Back when the froth was still oozing from the luxury condominium business, eager buyers sometimes lined up to bid up. A post-recession version of that scenario played out Tuesday.
The setting was a standing-room- only Charleston courtroom. The main draw: a public foreclosure sale featuring the last seven unsold units at Anson House, a high-end residential compound near the S.C. Aquarium.
Along with Tides in Mount Pleasant, Anson House has become one of the more opulent local casualties of the condo crash. The $40 million project was built by Wharfside Associates. The 32 units hit the market in 2007, just as demand for pricey condos began to fall into a deep slump. Troubles mounted in 2010, when the developer died and Bank of America filed a foreclosure lawsuit to recoup about $10 million. At the time, 18 condos were unsold.
Three more sales closed by last May, when the bank agreed to try to move the others at a private auction. All 15 bids were rejected as too low. The uncertainty hasn’t scared buyers away. Eight more Anson House units have been sold in the past 11 months.

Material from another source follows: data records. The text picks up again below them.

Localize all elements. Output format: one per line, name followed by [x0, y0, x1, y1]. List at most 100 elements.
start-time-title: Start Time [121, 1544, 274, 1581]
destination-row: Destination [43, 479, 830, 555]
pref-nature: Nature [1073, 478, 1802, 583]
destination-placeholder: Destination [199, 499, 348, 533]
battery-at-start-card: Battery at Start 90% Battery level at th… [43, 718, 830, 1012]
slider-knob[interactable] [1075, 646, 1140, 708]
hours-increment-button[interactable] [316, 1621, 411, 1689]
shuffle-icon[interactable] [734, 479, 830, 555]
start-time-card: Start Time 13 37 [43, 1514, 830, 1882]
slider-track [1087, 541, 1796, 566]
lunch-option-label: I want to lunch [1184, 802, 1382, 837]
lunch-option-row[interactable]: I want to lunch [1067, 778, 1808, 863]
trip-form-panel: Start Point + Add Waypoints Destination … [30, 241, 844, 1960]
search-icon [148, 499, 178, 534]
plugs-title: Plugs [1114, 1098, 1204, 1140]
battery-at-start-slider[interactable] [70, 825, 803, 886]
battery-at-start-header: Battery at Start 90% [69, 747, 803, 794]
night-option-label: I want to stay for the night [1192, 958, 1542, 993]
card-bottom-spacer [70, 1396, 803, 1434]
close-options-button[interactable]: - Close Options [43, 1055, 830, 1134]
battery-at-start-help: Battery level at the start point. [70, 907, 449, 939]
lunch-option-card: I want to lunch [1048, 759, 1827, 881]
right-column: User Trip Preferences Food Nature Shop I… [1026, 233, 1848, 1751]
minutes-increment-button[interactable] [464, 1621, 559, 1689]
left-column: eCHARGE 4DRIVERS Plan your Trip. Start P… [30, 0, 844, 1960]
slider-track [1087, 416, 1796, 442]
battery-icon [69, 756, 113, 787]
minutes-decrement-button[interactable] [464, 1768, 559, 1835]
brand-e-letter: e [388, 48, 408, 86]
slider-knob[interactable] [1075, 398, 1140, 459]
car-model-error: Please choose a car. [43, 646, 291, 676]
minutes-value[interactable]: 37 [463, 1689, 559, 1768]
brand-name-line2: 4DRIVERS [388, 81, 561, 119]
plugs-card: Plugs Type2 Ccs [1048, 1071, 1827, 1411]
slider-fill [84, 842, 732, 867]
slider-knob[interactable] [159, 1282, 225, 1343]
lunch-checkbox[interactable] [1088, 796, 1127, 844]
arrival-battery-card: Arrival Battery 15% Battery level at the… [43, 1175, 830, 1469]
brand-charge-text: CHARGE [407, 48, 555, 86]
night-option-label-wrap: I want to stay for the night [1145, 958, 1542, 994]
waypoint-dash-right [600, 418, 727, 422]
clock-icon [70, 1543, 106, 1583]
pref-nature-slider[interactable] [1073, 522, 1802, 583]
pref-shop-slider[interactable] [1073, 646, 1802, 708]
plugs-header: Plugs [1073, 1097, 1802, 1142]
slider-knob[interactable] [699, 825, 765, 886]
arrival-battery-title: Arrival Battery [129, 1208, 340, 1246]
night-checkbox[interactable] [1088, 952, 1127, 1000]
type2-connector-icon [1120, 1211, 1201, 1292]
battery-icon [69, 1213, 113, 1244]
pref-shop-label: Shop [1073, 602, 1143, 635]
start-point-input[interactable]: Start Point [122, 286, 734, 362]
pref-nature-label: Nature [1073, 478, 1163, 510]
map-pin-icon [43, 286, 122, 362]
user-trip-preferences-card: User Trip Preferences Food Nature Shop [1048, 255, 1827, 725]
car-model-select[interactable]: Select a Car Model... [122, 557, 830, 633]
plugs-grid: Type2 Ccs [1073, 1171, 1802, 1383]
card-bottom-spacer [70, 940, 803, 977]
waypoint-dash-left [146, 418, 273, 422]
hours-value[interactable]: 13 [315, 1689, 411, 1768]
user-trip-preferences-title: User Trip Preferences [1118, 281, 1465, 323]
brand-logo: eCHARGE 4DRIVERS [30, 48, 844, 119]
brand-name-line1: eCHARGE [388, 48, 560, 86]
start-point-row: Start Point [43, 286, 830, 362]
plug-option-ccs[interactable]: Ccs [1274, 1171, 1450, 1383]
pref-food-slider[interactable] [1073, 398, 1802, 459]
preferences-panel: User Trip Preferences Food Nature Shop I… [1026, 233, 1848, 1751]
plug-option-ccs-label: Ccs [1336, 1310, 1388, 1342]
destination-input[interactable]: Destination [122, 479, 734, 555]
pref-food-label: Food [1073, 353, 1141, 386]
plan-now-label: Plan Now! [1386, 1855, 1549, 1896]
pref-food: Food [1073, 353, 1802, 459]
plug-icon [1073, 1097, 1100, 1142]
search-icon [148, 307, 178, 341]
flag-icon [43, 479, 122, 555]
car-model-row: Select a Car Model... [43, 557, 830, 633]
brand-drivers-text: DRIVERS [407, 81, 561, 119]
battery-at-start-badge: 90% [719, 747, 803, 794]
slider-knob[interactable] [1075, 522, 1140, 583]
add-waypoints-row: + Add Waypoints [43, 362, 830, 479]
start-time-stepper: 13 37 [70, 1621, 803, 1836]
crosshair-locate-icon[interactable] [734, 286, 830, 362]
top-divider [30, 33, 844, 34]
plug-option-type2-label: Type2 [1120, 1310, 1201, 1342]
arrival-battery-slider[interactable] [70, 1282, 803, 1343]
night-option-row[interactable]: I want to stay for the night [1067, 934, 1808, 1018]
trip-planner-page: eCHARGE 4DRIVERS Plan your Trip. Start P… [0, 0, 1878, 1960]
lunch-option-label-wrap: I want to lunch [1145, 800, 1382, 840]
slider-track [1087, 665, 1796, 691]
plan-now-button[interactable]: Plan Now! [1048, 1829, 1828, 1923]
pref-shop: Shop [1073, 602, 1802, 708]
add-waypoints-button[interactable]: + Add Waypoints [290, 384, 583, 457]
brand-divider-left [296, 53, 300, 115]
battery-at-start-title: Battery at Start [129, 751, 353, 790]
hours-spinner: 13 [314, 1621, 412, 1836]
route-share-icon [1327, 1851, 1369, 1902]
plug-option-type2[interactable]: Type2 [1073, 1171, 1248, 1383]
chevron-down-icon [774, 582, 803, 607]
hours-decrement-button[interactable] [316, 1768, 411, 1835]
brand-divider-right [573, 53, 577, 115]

B of A exited the deal in the fall by selling its mortgage to investment group Anson Carolina for an undisclosed sum. Ahead of Tuesday’s sale, the balance was just shy of $3.48 million.
Rather than allow Anson Carolina to apply its mortgage toward all seven residences, Master in Equity Mikell Scarborough, in an unusual move, solicited offers for each unit.
Bidders jumped in as the judge worked through the list. The action was swift, with Anson Carolina’s lawyer countering in $5,000 increments and posting the top offers on four condos.
Individual buyers snapped up the others by bidding a combined $1.96 million. Before the bubble burst, those three units were priced to sell between $521 and $790 per square foot. Last week, they fetched between $205 and $277 a foot.
Maybe that’s the bottom. In any case, it could be a long climb back.